Emami Art Experimental Film Festival (EAEFF) is a platform dedicated to generating and cultivating critical discourses around experimental films, video, and artists’ moving-image practices. The festival employs an expansive format that brings various forms, media, and perspectives engaging with diverse spatial and temporal sensibilities. Through an expansive curatorial framework, EAEFF brings together filmmakers, artists, scholars, and curators to create dialogues around contemporary moving-image cultures and experimental practices. In addition to the festival format, EAEFF extends the engagement through year-long Satellite Programmes comprising screenings, lectures, workshops, masterclasses, and conversations, facilitating a sustained critical exchange and pedagogical interaction.

 

 


 

 

 

About the Speaker:

 

Pranami Koch is a queer Indigenous multimedia artist, designer, and filmmaker from Assam in Northeast India.

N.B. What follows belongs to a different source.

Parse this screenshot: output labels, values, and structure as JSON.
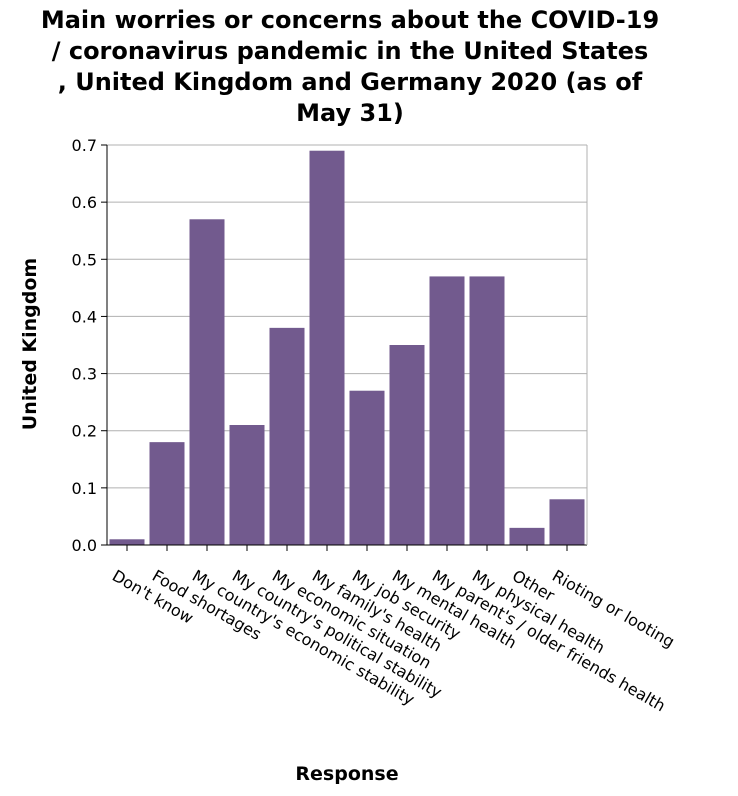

She holds a Master of Design degree from the National Institute of Design. Drawing from her lived, borrowed, and inherited experiences, she explores the politics of representation and depiction through a multidisciplinary lens. Her work delves into themes of memory, intimacy, and identity, weaving cultural narratives that connect human relationships with the environment and the land. Apart from her artistic pursuits, she derives joy from cooking, and gardening as outlets for self-expression. In her spare moments, you'll likely find her tending to her cherished collection of plants.